A Review of the Effectiveness of Antidepressant Medications for Depressed Nursing Home Residents
Boyce RD, Hanlon JT, Karp JF, Kloke J, Saleh A, Handler SM. A Review of the Effectiveness of Antidepressant Medications for Depressed Nursing Home Residents, Journal of the American Medical Directors Association, 2011 Oct 20. DOI:10.1016/j.jamda.2011.08.009. PMID:22019084.
Antidepressant medications are the most common psychopharmacologic therapy used to treat depressed nursing home (NH) residents. Despite a significant increase in the rate of antidepressant prescribing over the past several decades, little is known about the effectiveness of these agents in the NH population.
To conduct a systematic review of the literature to examine and compare the effectiveness of antidepressant medications for treating major depressive symptoms in elderly NH residents.
The following databases were searched with searches completed prior to January 2011 and no language restriction: MEDLINE, Embase, PsycINFO, CINHAL, CENTRAL, LILACS, ClinicalTrials.gov, International Standard Randomized Controlled Trial Number Register, and the WHO International Clinical Trial Registry Platform. Additional studies were identified from citations in evidence-based guidelines and reviews as well as book chapters on geriatric depression and pharmacotherapy from several clinical references. Studies were included if they described a clinical trial that assessed the effectiveness of any currently-marketed antidepressant for adults aged 65 years or older, who resided in the NH, and were diagnosed by DSM criteria and/or standardized validated screening instruments with Major Depressive Disorder, minor depression, dysthymic disorder, or Depression in Alzheimer's disease.
A total of eleven studies, including four randomized and seven non-randomized open-label trials, met all inclusion and exclusion criteria. It was not feasible to conduct a meta-analysis because the studies were heterogeneous in terms of study design, operational definitions of depression, participant characteristics, pharmacologic interventions, and outcome measures. Of the four randomized trials, two had a control group and did not demonstrate a statistically-significant benefit for antidepressant pharmacotherapy over placebo. While six of the seven non-randomized studies identified a response to an antidepressant, their results must be interpreted with caution as they lacked a comparison group.

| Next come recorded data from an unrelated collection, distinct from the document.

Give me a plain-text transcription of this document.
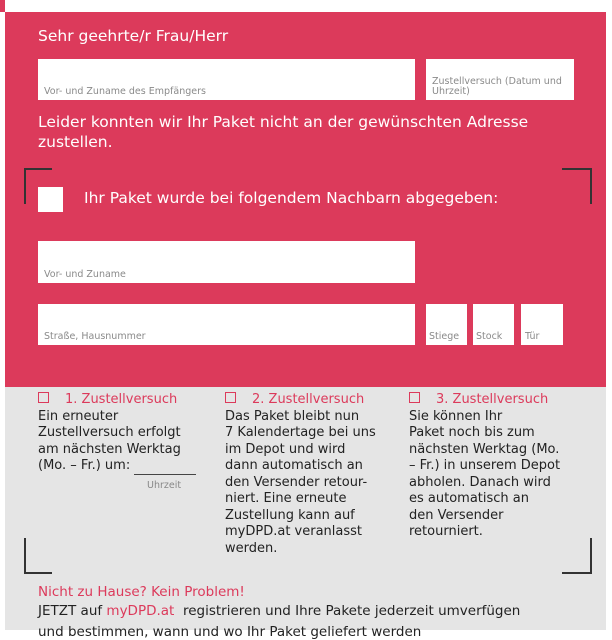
Sehr geehrte/r Frau/Herr
Vor- und Zuname des Empfängers
Zustellversuch (Datum und Uhrzeit)
Leider konnten wir Ihr Paket nicht an der gewünschten Adresse zustellen.
Ihr Paket wurde bei folgendem Nachbarn abgegeben:
Vor- und Zuname
Straße, Hausnummer	Stiege Stock Tür
1. Zustellversuch
Ein erneuter
Zustellversuch erfolgt
am nächsten Werktag
(Mo. – Fr.) um:
Uhrzeit
2. Zustellversuch
Das Paket bleibt nun
7 Kalendertage bei uns
im Depot und wird
dann automatisch an
den Versender retour-
niert. Eine erneute
Zustellung kann auf
myDPD.at veranlasst
werden.
3. Zustellversuch
Sie können Ihr
Paket noch bis zum
nächsten Werktag (Mo.
– Fr.) in unserem Depot
abholen. Danach wird
es automatisch an
den Versender
retourniert.
Nicht zu Hause? Kein Problem!
JETZT auf myDPD.at  registrieren und Ihre Pakete jederzeit umverfügen
und bestimmen, wann und wo Ihr Paket geliefert werden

The limited amount of evidence from randomized and non-randomized open-label trials suggests that depressed NH residents have a modest response to antidepressant medications. Further research using rigorous study designs are needed to examine the effectiveness and safety of antidepressants in depressed NH residents, and to determine the various facility, provider, and patient factors associated with response to treatment.